What is it with this passionate insistence on fidelity to historical fact, anyway? Yes, yes, I know- it allows us to view Holocaust deniers as terrible people and enemies of truth, which isn't a bad thing. But what happened to this tendency to season history, to spice it up with a few tales here and there that are not expressly factual? This territory has become solely the property of grandparents, and the ocassional tour guide. I want it back.

05 February 2010

Until I forget to remember

Getting up late in the morning and having a cup of coffee
dark and strong would not be a lazy distraction.

It is just my least struggle to endure the time
without you, the indelible you, until my heart forgets to
remember you from my past, my old habits.

Let us possess one world: each has one, and is one.


This was written on the cover of a notebook I did not buy, but only photographed, another example of the haunting and inevitably sad dialect of Asian English that seems so ubiquitous and marketable. The photo I took turned out, appropriately, furtive and blurry. I’d taken a lot of photos that day — we went to the Nougat Museum, a peculiar and haphazard little place that sold candies called “milk cake plateaux” and “heart crisp fresh milk volumes” — and on the way there I was thinking about Louis Malle.

Two summers ago I started watching Malle’s film L’Inde fantôme, a six-hour documentary first released in 1969. The problem with Louis Malle in India was that he was incapable of living in the present. Every beach reminded him of an earlier beach; every street in Calcutta was an echo of Paris. Time had ceased to exist for him, and so when he looked through the eye of his camera there was no boundary between what was happening and what had already happened. The camera was the crux of his alienation: he was a westerner with a camera, and so a westerner twice over. When India gave him too much — too many colors, too much noise, too many eyes and voices — he became mute, and deaf, and blind, and set up his camera as a facsimile of a human being, to watch and hear and speak in his absence.

I am very jealous of Louis Malle, because he trusted his camera so much. I have a little video recorder now, a fantastic device that looks like an iPod and has enough memory to hold at least six hours of Taïwan fantôme (if I ever make it). But still I use it suspiciously, blushingly, and it’s even worse with still cameras. Quite simply, I feel it is impossible for me to both live in and photograph Taiwan. What can I photograph here? National Geographic moments; east/west confrontations that would be cliché if they weren’t so everyday; things that are foreign to me.
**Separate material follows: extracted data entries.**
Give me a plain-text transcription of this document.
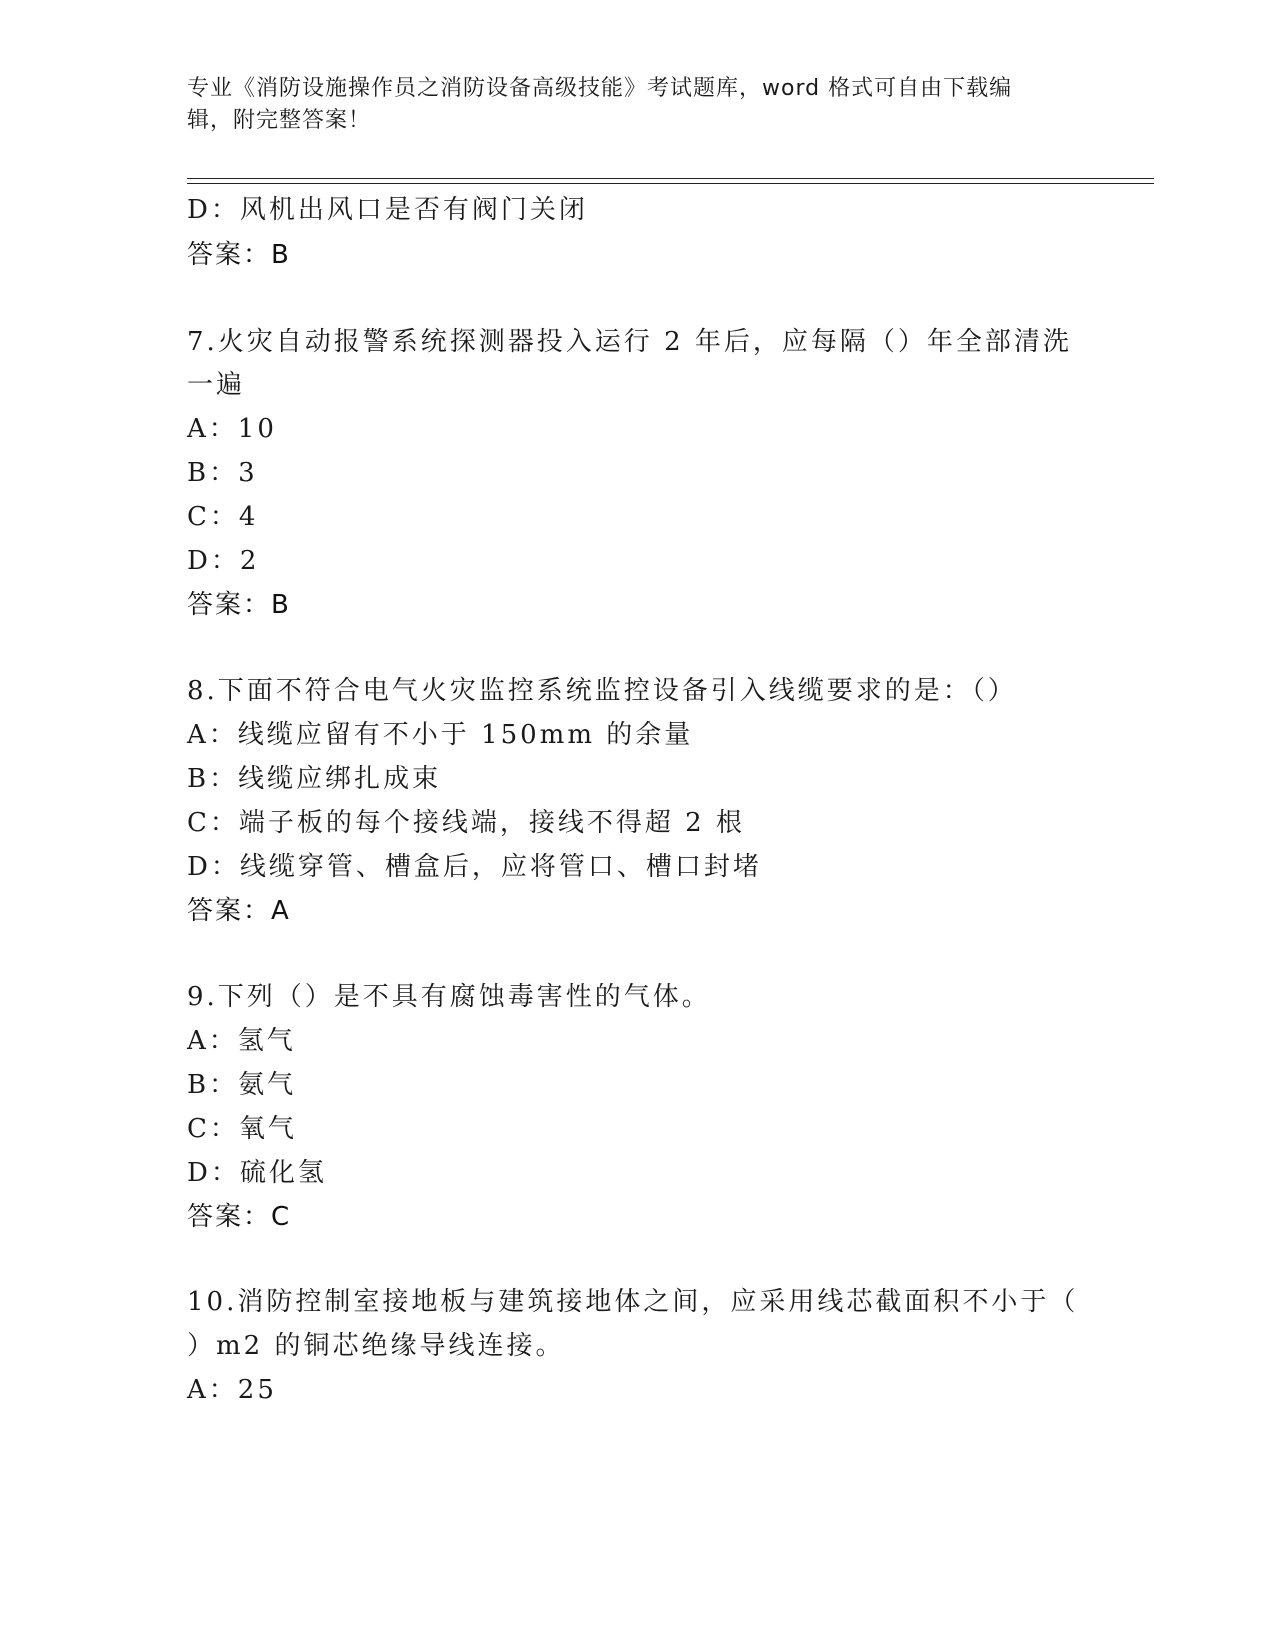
专业《消防设施操作员之消防设备高级技能》考试题库，word 格式可自由下载编
辑，附完整答案！
D：风机出风口是否有阀门关闭
答案：B
7.火灾自动报警系统探测器投入运行 2 年后，应每隔（）年全部清洗
一遍
A：10
B：3
C：4
D：2
答案：B
8.下面不符合电气火灾监控系统监控设备引入线缆要求的是：（）
A：线缆应留有不小于 150mm 的余量
B：线缆应绑扎成束
C：端子板的每个接线端，接线不得超 2 根
D：线缆穿管、槽盒后，应将管口、槽口封堵
答案：A
9.下列（）是不具有腐蚀毒害性的气体。
A：氢气
B：氨气
C：氧气
D：硫化氢
答案：C
10.消防控制室接地板与建筑接地体之间，应采用线芯截面积不小于（
）m2 的铜芯绝缘导线连接。
A：25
What can I not photograph? Everydayness and memory; the coexistence and nonchalance of grandeur and kitsch, plastic and puddles and pineapples; the overwhelming sensation of being here, and its counterpart of not being here. I cannot photograph the fact that I am simultaneously here and in Paris, and in Germany, in America, in my books, on the moon. The camera removes me from my always-already uncertain process of integration, suspends my current negotiations with Asia, and makes me again a Westerner twice over.